História #1 – Telma Henriques

A mulher não tinha idade. As mãos eram jovens. Os olhos antigos.

Cabelos com mais raízes que pontas.  Mal amanhados num rabo-de-cavalo curto.

Roupa cinzenta de melhores dias.

Ali estava. Alheada. Rezando a um Santo qualquer.

Quando o rapaz chegou vinha algemado.

Ela saltou. Um brilho de alegria percorreu-a inteira.

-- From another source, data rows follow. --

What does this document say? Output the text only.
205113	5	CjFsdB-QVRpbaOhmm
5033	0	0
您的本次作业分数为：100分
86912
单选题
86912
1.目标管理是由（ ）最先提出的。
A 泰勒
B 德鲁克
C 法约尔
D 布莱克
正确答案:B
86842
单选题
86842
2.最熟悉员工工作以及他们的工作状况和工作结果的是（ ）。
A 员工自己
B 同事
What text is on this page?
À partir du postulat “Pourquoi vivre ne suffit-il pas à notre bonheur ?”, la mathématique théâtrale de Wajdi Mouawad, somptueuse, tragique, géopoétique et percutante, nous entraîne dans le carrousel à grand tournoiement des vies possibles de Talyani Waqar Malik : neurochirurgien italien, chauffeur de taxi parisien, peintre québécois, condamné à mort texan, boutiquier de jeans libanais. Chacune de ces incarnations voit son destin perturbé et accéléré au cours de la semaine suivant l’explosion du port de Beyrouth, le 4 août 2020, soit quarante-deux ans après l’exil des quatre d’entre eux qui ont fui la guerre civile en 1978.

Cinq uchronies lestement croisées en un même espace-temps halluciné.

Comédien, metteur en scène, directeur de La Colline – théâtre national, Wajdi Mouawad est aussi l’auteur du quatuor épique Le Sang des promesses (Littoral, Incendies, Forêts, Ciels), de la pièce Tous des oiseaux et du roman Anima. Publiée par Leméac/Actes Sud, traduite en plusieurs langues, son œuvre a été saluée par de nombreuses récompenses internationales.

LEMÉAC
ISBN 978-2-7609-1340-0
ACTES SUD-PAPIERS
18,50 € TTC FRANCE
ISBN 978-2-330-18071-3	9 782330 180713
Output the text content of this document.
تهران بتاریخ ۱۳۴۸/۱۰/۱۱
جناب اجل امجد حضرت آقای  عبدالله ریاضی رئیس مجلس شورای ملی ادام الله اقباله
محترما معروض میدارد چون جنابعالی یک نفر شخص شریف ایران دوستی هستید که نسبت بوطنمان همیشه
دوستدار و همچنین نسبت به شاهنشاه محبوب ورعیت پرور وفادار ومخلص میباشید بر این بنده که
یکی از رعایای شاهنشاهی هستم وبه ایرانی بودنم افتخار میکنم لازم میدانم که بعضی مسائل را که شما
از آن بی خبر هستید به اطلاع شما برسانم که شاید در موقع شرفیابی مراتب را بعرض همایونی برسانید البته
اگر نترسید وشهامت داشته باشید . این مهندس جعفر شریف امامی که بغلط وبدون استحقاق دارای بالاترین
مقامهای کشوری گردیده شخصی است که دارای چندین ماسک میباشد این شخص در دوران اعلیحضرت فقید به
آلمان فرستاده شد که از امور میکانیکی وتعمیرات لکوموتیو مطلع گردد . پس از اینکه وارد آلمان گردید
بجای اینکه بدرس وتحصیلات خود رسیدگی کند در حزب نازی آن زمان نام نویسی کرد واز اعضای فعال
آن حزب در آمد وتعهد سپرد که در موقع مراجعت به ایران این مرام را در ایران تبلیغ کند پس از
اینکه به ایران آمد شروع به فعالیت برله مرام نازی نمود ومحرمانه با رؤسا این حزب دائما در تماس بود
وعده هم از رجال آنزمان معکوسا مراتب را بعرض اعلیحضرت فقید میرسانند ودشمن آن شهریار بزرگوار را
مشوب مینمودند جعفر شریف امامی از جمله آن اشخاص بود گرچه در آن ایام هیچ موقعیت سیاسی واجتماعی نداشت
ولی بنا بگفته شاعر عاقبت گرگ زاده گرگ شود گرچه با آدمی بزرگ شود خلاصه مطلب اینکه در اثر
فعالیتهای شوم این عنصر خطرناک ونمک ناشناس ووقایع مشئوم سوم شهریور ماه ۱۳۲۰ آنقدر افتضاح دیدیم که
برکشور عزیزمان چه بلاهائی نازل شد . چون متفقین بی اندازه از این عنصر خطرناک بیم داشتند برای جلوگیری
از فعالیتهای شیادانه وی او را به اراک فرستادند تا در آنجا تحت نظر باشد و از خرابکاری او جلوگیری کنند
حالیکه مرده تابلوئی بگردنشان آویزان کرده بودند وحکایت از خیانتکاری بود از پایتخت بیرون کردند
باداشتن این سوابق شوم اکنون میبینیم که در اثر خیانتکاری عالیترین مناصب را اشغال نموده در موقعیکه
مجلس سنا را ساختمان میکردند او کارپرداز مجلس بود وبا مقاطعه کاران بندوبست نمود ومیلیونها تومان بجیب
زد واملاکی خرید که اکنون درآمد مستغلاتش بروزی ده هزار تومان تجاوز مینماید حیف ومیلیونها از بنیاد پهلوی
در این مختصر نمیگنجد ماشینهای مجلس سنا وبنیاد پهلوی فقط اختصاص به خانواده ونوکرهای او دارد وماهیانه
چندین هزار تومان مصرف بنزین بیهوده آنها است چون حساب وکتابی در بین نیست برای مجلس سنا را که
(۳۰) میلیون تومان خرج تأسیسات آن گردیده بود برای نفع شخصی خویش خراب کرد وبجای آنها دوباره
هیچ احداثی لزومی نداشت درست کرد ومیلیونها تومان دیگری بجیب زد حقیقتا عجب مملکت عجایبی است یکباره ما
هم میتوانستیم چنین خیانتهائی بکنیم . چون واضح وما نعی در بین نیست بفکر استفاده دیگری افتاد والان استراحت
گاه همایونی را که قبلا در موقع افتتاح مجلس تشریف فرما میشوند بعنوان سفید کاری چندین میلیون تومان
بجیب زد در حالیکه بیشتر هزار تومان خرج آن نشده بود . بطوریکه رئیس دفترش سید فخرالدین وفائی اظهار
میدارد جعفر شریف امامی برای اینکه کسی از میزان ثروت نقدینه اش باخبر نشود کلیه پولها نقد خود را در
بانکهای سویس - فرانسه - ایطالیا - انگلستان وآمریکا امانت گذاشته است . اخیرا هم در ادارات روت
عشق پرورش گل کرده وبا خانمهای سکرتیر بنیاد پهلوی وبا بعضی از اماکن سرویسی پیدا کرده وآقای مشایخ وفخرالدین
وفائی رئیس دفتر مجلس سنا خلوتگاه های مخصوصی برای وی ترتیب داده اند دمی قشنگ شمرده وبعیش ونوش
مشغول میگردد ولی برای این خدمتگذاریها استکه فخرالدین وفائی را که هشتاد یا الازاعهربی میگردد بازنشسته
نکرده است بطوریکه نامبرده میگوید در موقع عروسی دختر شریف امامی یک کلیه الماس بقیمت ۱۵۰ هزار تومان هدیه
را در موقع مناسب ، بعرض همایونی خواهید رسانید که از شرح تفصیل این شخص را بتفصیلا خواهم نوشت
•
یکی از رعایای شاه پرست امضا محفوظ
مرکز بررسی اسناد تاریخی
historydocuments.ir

O polícia cumprimentou-a acenando a mão. Como se faz a um velho amigo que se vê ao longe.

O filho.

O rapaz baixou a cabeça num meio sorriso. Envergonhado (já) das lágrimas.

Antes de entrar na Sala Solene, estendeu as mãos. Lá dentro era um Homem Livre.

Ela entrou e sentou-se atrás. No banco duro. Sem respirar, ouvia. Calada.

Tinha criado o filho sozinha. Sem pai. Nem avós. Nem amigos.

Um peso no peito.

Quando tudo acabou pediu ao polícia para dar um beijo.

Um só.

Agora era o polícia/homem quem tinha os olhos brilhantes.

“Vá lá” – concedeu numa voz pequenina. Segurava algemas.

Abraçou o menino com muita força.  Mimos caminharam-lhe por entre os dedos. Cheiro de prisão a colar-se-lhe às narinas.

Sufocada.


O menino que era o filho. A ferida aberta que era o filho. A dor de mãe que era o filho.

Chovia nesse dia. Uma chuva raivosa que inundava tudo.

Alguém disse que tinham de ir.

O menino da sua mãe estendeu as mãos. O polícia cumpriu o seu dever.

Antes de saírem pela porta lateral, ela disse:

” Deus vos abençoe”.

Polícias e ladrões irmanados numa única voz.

A Mãe que rezava a um Santo qualquer.